Plaid Pantry

Hitting your local Plaid Pantry on a beer run? Better put on a new shirt.

The Beaverton-based convenience-store chain has long had a policy against selling alcohol to "people with dirty and disheveled clothing who may have been sleeping in the street." But to enforce it? After all, making Plaid Pantry clerks judge whether our jeans are clean enough to buy a 40-ouncer seems absurd.

But Ed Johnson, a homeless-rights lawyer in Portland, reports that one of his clients was denied beer at a Gresham Plaid Pantry just two weeks ago.

"What really bugs me is just the spiteful sort of stereotype," Johnson says.

Us, too. So for its leap of sartorial logic, Plaid Pantry earns this week's Rogue dishonors. Even after it turned out, when we sent an intern undercover, that you never know whether the policy is going to be enforced.

Plaid Pantry's president Chris Girard says he's under pressure from the Oregon Liquor Control Commission, the City of Portland, police and neighborhood groups not to sell to street drinkers. The chain has 100 stores statewide, mainly in Portland.

"Dirty and disheveled—that is our internal language to describe someone who appears to be a transient, homeless, chronic street alcoholic," Girard says. "Most transient, homeless, chronic alcoholic street people are disheveled. I don't mean to be offensive, but I can see that."

But who's to say whether one adult customer's disheveled look means they can't buy beer?

"Just because somebody is homeless or appears homeless doesn't mean they don't have a place where they can drink a beer inside, like [at] a friend's," Johnson says.

When Johnson's homeless client was refused service in Gresham, the man complained to the store clerk. The clerk handed him a one-page policy statement from corporate HQ stating, "It is the strict policy of Plaid Pantry that we do not sell alcohol to homeless street drinkers."

Besides the "dirty and disheveled," it bars sales to customers who "have all of their possessions in a shopping cart."

Girard admits customers might be singled out by mistake.

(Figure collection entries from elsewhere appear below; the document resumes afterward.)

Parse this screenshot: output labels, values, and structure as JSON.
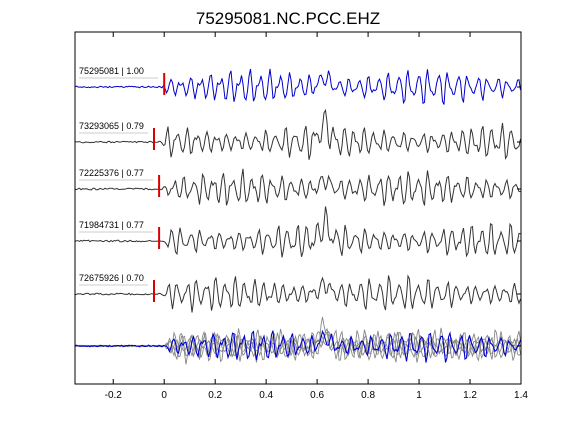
{
  "chart_data": {
    "type": "line",
    "title": "75295081.NC.PCC.EHZ",
    "xlabel": "",
    "ylabel": "",
    "xlim": [
      -0.35,
      1.4
    ],
    "x_ticks": [
      -0.2,
      0,
      0.2,
      0.4,
      0.6,
      0.8,
      1,
      1.2,
      1.4
    ],
    "x_tick_labels": [
      "-0.2",
      "0",
      "0.2",
      "0.4",
      "0.6",
      "0.8",
      "1",
      "1.2",
      "1.4"
    ],
    "grid": false,
    "traces": [
      {
        "label": "75295081 | 1.00",
        "pick_time": 0.0,
        "color": "#0000cc"
      },
      {
        "label": "73293065 | 0.79",
        "pick_time": -0.04,
        "color": "#333333"
      },
      {
        "label": "72225376 | 0.77",
        "pick_time": -0.02,
        "color": "#333333"
      },
      {
        "label": "71984731 | 0.77",
        "pick_time": -0.02,
        "color": "#333333"
      },
      {
        "label": "72675926 | 0.70",
        "pick_time": -0.04,
        "color": "#333333"
      }
    ],
    "stack": {
      "colors": {
        "main": "#0000cc",
        "others": "#888888"
      }
    },
    "pick_marker_color": "#dd0000"
  }
}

But he stands by the 10-year-old policy, which in its latest update still includes "disheveled" as a sign someone is intoxicated. "We are probably more restrictive than anyone else, but that is our position," he says. "We follow the policy much more aggressively in known problem areas."

The kicker to all this came when we dressed an intern in shabby clothes, dragged him through the dirt, and sent him on a morning beer run throughout Portland last Friday, March 9.

Five Plaid Pantrys sold beer to the intern, who was so dirty and disheveled (see photo) he drew stares even on the streets of Portland. He had no trouble loading up on 24-ounce cans of Olde English 800, Steel Reserve and Schlitz Bull Ice at Plaid Pantries on East Burnside Street, Southeast Grand Avenue, Northeast 16th Avenue and Northwest Glisan Street.

The policy tells clerks to ask for ID from customers who "may be a street drinker." If their address is near the store, they "may not be inclined to drink on the street" and it's OK to make the sale. WW's intern got carded at every store, but with his Washington license showing he was 27 years old, they sold him the beer.

Girard declined to comment on his clerks' performance enforcing the rules. But he doesn't plan to make any changes. At least Plaid Pantry is hiring some clerks who are usually smart enough not to be wasting everybody's time enforcing its Roguish rule.